頭が真っ白になる。目から自然と熱いものが溢れてきて、視界がくらくらして、たっていられない。

あたしはその場にしゃがみこんだ。


キーンコーンかーんコーン…

お昼休みが終わった。こんな顔で教室に帰れないよ。それに、思い出すだけでまた泣いちゃいそうになる。

午後の授業は人生初のサボりだ。先生、お母さん、ごめんなさい。

颯と河村先輩がキスしてた。その光景が目に焼き付いて離れない。

あたし、どうしたらいいのかな?

やっぱりあたしと颯は不釣り合いなんだ。

「実結!こんなとこでなにしてんだよ?授業始まってんぞ。」

「あ、疾風君。なんで…」

「担任に見てこいって言われて。
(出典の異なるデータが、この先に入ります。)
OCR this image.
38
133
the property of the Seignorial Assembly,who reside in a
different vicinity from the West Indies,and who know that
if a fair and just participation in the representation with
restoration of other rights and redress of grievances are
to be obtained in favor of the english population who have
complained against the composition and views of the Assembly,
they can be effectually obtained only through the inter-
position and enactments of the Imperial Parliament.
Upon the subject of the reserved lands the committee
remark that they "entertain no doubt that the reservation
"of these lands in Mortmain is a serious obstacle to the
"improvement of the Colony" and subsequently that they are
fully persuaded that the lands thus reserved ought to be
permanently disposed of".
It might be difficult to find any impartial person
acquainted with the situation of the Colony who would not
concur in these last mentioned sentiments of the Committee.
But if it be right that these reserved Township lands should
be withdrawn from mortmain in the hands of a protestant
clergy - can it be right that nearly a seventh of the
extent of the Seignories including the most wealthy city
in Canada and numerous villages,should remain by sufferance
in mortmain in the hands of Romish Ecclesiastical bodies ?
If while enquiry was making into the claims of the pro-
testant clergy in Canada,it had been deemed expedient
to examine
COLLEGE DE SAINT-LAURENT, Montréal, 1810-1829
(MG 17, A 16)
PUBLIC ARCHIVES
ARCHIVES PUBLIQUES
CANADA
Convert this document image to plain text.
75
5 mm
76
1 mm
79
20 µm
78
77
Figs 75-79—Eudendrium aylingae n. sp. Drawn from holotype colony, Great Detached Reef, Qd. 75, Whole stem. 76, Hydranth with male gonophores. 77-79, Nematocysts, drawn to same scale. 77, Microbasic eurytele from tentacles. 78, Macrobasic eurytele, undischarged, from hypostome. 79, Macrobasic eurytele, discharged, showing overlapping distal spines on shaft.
」

先生がそんなこと言うわけない。これは疾風君がついた優しいうそだ。

「ありがとう。でももう大丈夫だよ!あたしはもう少ししたら授業にいくから、疾風君は戻って!」

涙のあとをばれないようにごしごしこする。

「泣いてたの?」

「泣いてないよ!大丈夫だから…っ…」

無理矢理笑おうとしたけど、疾風君の優しさに新しい涙が目尻に押し寄せる。